There’s a malady sweeping the nation that’s highly contagious to concertgoers.  It doesn’t have a name yet, so let’s call it Excessive Ovation Syndrome (EOS for short).  Those suffering from it stand and applaud at performances that aren’t good enough to deserve such enthusiasm. In extreme cases, they shout “Bravo!” during events that are best forgotten.

The more people pay for tickets, the more susceptible they are to EOS, because ovations confirm that their money was well spent.  Even those in bargain seats can easily catch it from their neighbors.  The urge to stand and cheer may be irresistible if everyone around you is doing it.

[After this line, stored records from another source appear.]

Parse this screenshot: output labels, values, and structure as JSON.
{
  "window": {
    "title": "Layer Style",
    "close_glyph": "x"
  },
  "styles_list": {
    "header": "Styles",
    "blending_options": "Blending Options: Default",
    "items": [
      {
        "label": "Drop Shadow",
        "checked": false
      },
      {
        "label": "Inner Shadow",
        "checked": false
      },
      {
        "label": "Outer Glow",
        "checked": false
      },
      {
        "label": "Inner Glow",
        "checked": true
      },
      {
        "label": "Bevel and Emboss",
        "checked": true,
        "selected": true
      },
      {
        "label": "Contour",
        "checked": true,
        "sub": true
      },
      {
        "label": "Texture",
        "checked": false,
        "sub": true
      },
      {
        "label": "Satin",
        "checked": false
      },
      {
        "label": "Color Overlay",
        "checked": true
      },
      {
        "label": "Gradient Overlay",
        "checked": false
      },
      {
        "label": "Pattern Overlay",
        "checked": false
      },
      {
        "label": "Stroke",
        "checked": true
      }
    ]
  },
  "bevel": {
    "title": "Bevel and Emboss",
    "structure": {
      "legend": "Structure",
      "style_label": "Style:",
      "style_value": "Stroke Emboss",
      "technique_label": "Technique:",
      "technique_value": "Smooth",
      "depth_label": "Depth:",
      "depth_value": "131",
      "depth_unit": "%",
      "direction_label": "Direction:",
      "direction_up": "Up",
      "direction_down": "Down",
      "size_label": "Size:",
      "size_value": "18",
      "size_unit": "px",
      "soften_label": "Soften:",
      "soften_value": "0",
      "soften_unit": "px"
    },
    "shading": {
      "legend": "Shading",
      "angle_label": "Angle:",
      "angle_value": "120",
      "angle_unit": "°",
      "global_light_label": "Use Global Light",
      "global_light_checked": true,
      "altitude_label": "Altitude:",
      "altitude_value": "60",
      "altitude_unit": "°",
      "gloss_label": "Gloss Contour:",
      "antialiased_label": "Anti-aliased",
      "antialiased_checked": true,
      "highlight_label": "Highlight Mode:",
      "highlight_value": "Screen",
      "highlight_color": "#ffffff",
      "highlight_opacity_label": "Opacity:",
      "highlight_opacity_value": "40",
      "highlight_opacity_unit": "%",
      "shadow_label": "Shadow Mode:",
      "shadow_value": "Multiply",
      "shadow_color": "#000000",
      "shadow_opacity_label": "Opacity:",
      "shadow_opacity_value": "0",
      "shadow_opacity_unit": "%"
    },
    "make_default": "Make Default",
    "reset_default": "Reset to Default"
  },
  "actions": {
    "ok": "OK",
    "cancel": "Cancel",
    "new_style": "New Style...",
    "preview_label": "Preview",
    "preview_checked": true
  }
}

Here is more.  Is the fear that too much costly clapping goes on?  I believe most of these people enjoy the pretentious show of approval.  A more plausible worry is that audiences, if they approve all performances, can no longer signal quality to performers.  Given that other and arguably more accurate signals remain in place (critics, bloggers, the conductor, etc.), I am not sure we should be concerned by greater noise in the audience signal.  After all, the very complaint suggests that the audience cannot be trusted to judge quality, so why not neutralize them?

And if the excess clapping gives the less musically sophisticated attendees a better memory of the show, that is arguably a benefit.  Are we not, after all, committed egalitarians?

Against my better aesthetic judgment, I am on the verge of endorsing Excessive Ovation Syndrome.